As Davina James-Hanman, who advises police on domestic violence policy and practice, tells me, there is a tendency among criminal justice agencies to elevate acts of physical violence above other forms of abuse – but for most abused women, acts of physical violence are not frequent and are often low-level assaults. What indicates high risk is the abuser treating them with contempt, and as an object and a possession. Coercive control and stalking feature in almost all domestic homicides whereas previous incidents of physical violence only feature in about half.

Coercive control, which is always the backbone of stalking and harassment, became illegal in December 2015, but how many police forces have actually undergone training in the law? Karen Ingala Smith, founder of Counting Dead Women, says: “The most basic lesson of all, ‘believe women’, seems never to be learned. We should believe women when they report violence, and when they tell us that they are afraid for their lives. Women and girls who do speak out are routinely disbelieved.”

Myths about false or malicious allegations; stereotypes of paranoid time-wasters, nagging wives, slags and harridans; victim-blaming notions about deserving and undeserving victims and risk-takers – these are all continually regurgitated. This is not a matter of one rogue police force, it is endemic and country-wide. Grice knew that Lane was a danger to her. Time and time again, I have heard of cases such as this where women have told police they will die unless the perpetrator is dealt with.
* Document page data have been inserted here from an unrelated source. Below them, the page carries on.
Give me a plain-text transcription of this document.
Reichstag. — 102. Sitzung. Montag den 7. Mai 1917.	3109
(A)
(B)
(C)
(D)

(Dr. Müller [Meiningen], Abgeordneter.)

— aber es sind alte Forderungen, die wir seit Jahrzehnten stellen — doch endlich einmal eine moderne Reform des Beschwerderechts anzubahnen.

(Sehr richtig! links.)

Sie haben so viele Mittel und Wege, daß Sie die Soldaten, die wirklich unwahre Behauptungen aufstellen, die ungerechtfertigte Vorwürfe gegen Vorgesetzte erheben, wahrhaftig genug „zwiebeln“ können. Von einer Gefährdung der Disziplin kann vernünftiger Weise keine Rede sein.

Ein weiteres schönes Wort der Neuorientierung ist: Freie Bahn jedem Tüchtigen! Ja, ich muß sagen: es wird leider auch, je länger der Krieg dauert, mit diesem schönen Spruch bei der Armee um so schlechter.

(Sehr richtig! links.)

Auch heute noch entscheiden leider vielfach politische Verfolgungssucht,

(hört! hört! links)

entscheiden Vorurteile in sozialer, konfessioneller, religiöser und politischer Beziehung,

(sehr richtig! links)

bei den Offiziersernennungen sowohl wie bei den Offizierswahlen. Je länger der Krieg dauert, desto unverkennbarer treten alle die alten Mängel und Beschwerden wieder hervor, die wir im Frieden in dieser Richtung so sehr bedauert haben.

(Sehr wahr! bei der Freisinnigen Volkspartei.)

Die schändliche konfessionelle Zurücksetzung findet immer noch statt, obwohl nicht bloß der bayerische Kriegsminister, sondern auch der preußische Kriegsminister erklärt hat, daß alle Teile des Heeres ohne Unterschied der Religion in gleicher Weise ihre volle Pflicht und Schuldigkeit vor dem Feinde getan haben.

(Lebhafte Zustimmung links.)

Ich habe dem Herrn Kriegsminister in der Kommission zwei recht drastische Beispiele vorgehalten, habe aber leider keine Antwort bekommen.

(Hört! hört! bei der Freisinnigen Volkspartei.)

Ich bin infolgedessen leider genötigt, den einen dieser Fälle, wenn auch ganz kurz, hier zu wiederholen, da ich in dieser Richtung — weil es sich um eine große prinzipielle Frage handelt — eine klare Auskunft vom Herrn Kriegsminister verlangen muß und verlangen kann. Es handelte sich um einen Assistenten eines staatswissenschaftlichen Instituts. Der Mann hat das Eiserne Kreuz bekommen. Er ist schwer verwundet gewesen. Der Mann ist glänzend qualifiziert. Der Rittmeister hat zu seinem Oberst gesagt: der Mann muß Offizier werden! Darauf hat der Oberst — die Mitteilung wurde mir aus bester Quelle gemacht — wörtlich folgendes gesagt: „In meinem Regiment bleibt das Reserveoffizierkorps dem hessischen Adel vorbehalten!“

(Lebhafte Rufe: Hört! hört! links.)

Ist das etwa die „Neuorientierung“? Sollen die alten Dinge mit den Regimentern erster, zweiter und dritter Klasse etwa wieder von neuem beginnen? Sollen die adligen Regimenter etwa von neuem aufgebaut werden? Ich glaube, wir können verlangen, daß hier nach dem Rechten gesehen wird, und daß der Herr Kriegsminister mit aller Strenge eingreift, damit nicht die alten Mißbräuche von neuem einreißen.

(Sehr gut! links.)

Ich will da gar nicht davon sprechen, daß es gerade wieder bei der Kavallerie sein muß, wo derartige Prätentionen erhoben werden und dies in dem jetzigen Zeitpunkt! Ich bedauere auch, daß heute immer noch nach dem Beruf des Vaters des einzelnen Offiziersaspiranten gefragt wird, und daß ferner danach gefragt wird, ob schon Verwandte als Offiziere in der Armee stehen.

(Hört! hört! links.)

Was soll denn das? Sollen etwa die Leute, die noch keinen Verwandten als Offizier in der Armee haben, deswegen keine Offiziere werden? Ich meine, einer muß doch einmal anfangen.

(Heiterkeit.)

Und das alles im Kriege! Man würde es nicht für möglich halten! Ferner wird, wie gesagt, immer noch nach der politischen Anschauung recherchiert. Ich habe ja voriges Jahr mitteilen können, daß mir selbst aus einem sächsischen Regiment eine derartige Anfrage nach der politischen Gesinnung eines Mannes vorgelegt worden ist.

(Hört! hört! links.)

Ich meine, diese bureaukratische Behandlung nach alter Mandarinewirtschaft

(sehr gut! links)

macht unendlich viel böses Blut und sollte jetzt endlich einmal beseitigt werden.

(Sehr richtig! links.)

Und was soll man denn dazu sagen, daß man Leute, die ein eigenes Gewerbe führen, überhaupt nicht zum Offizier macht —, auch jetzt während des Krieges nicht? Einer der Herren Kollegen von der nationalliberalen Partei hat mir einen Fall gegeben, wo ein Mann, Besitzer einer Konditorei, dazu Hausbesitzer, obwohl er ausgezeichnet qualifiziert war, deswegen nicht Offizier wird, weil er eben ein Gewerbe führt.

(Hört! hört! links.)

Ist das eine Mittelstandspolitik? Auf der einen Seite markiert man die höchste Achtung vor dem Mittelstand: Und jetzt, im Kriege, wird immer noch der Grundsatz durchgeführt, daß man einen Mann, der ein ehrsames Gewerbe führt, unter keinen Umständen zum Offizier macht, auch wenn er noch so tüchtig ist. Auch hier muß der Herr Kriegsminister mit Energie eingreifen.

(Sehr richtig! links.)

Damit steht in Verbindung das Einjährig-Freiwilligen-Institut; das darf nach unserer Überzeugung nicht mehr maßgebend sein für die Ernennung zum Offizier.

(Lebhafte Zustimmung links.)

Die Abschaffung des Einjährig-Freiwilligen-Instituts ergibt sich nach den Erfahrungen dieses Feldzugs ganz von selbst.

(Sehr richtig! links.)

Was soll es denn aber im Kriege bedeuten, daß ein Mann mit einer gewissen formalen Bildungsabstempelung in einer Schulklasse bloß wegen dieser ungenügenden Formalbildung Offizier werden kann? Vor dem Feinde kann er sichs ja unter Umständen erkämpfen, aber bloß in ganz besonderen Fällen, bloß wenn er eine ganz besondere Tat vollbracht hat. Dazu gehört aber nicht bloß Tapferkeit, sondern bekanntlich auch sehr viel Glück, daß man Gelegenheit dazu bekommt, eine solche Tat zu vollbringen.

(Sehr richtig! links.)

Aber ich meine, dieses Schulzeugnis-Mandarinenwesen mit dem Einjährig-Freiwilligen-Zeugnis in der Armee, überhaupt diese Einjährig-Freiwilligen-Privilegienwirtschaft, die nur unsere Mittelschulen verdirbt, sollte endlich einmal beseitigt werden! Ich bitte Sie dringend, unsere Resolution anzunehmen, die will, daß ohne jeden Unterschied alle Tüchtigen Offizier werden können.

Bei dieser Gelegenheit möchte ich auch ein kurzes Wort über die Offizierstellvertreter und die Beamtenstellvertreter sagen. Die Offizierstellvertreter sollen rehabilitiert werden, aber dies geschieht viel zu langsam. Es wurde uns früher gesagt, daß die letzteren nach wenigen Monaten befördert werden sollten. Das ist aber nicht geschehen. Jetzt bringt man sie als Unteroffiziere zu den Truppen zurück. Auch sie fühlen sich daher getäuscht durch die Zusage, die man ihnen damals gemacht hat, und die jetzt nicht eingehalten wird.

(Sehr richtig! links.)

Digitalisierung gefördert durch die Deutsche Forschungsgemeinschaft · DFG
Until we tackle sexism in the police service, women like Shana Grice will die preventable deaths. As I found when producing a radio documentary alongside the formidable Jackie Malton, former Metropolitan police detective, sickening attitudes and behaviour prevail among many male officers towards both female colleagues and members of the public.

If a victim of stalking can be criminalised for “wasting police time”, then the officers responsible should also face criminal proceedings for misconduct in public office. Until police face serious sanctions for conduct of this kind and those in charge are also held accountable, nothing will change. We will continue to see murders of women that could have been prevented.

It is telling that the number of women killed by men in the UK has remained fairly static for as long as statistics have been monitored, despite decades of feminist campaigning against bad practice. It is time to recognise that until police are held properly accountable for such catastrophic failures to protect vulnerable women, our morgues will still groan under the weight of such tragedies.